Textbook Answer: 15.3 m/s, 66.4 degrees to shore

My answer: 14 seconds and 22 degrees from the shore.

This is what I did: I found the speed of the resultant by doing the Pythagorean (5.4 m/s),then found the distance of the resultant by "5/70 = 2/x (28m)" and then using the Pythagorean (75.4m), and then I found the time by doing "t = d/s". Then, I found the direction of the boat by using trig, "tanx = 2/5"

• Math: Calculus - Vectors -

How can the textbook answer be 15.3 m/s if they are asking for the crossing time?

To go directly across, the boat must aim upstream so that the velocity component upstream relative to the water is 2 m/s. That makes its velocity component across the water sqrt[5^2 - 2^2) = sqrt 21 = 4.58 m/s. The crossing time is
70 m/4.58 m/s = 15.3 s. The pointing angle of the boat is cos^-1 4.58/5 = 23.7 degrees relative to the cross-stream direction, or 66.3 degrees relative to the shore.

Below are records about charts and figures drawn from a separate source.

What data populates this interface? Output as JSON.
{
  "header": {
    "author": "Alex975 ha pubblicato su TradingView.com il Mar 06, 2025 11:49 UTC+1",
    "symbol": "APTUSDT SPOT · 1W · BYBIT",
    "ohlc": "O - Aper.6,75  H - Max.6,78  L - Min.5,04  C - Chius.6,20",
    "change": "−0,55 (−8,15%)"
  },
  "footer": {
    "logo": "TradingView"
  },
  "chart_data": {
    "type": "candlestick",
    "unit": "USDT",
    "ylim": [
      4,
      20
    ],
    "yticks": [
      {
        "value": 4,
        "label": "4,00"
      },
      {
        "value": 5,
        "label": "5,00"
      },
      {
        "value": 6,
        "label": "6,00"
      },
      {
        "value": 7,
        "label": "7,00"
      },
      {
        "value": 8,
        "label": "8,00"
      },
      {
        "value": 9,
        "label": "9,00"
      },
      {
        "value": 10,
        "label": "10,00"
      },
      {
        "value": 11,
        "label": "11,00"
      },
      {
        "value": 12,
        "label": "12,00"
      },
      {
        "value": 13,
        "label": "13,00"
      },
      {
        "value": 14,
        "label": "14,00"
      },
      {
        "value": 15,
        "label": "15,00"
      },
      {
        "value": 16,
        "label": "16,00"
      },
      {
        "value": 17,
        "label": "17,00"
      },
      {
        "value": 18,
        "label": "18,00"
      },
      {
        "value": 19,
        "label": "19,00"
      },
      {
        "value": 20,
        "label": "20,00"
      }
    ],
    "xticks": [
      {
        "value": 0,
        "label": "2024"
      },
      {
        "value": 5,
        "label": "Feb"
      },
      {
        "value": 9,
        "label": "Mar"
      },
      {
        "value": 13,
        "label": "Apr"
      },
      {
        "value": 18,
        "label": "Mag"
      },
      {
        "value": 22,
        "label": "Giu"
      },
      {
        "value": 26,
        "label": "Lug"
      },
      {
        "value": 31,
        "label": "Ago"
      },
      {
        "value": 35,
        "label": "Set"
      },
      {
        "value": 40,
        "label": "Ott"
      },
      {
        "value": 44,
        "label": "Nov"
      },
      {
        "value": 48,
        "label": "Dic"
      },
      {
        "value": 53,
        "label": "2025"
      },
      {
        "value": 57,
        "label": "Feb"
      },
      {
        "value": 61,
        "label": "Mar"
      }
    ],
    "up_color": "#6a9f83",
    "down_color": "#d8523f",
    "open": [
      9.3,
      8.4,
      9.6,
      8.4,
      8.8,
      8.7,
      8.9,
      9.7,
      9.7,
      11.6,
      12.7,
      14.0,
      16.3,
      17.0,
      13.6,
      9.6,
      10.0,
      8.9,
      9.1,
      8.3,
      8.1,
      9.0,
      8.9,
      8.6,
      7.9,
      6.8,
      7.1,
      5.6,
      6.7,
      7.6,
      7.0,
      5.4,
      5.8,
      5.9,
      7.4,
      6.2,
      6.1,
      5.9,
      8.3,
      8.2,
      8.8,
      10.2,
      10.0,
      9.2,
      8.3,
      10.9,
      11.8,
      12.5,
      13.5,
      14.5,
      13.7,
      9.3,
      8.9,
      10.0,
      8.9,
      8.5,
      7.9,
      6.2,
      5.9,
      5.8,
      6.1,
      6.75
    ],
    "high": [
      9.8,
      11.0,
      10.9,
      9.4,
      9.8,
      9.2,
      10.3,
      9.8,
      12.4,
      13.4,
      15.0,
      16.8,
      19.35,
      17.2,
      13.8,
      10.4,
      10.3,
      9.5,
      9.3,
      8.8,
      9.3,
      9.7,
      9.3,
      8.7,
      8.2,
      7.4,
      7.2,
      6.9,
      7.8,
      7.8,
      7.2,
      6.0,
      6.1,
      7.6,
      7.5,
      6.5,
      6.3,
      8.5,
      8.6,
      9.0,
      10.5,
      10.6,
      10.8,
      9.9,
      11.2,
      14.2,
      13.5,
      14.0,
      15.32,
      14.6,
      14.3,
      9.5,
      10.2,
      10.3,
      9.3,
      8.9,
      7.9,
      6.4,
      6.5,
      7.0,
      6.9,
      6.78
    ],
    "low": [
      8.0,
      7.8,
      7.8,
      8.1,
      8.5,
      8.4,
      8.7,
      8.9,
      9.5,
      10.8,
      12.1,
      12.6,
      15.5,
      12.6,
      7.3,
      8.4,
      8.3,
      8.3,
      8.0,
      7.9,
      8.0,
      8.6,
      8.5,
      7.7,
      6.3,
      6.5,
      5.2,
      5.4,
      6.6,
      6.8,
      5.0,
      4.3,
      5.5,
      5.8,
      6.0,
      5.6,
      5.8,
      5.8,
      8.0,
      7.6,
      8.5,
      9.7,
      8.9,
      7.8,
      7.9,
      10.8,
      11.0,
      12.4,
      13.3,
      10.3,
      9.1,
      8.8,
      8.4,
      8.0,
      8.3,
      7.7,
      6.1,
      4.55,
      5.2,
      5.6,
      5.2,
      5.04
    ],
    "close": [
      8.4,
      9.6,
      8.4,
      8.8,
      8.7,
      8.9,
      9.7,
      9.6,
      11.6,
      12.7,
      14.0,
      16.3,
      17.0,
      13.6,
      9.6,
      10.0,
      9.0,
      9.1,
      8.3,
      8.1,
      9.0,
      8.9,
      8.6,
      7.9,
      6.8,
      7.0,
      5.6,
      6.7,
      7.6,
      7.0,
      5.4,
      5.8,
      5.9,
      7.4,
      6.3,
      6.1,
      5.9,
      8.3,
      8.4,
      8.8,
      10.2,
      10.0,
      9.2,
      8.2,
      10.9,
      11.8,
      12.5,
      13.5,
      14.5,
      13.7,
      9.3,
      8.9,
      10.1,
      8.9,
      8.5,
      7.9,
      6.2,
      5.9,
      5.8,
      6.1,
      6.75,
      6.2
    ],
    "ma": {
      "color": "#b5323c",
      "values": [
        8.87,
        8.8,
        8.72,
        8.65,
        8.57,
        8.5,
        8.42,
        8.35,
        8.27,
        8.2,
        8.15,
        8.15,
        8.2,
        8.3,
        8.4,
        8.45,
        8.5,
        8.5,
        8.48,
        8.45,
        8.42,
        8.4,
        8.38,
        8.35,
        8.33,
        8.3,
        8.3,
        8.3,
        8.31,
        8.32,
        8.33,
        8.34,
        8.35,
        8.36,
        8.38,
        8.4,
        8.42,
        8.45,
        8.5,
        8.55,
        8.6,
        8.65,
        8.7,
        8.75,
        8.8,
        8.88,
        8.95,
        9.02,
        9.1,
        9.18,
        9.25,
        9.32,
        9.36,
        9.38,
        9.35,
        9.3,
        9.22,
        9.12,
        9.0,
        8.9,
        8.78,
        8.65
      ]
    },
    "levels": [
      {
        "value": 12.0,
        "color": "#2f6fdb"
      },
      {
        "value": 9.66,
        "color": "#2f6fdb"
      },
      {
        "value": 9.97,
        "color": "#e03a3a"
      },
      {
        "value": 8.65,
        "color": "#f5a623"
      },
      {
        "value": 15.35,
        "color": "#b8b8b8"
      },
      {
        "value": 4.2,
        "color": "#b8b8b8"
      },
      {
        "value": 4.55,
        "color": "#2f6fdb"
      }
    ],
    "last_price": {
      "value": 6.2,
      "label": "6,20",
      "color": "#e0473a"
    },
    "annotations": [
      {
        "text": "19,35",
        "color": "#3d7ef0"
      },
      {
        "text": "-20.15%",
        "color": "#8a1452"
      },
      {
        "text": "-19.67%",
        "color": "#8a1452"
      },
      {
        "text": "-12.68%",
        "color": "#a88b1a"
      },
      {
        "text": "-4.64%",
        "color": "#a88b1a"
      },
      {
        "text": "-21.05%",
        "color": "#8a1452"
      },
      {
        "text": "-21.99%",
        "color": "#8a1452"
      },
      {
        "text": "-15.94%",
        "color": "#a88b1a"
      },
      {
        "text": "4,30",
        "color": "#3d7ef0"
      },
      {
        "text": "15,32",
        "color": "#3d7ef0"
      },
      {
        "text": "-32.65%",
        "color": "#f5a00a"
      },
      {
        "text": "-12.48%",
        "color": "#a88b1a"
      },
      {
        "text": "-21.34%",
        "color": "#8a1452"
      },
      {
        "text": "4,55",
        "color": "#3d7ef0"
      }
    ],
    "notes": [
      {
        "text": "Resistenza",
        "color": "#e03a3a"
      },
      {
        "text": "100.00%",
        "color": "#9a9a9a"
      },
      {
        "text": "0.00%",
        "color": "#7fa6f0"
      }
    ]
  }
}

• Math: Calculus - Vectors -

If the boat moves directly across then there is enough of the boats speed vector to counteract the river flow. That is 2m/s.
So, the vector parallel to the shore (the river flow) speed is 2m/s. The TOTAL speed of the boat is 5m/s. Now solve this for the speed perpendicular to the shore.
SQRT(5^2 - 2^2).
Divide that into the distance (70m).
Use any of the trig values to find the angle.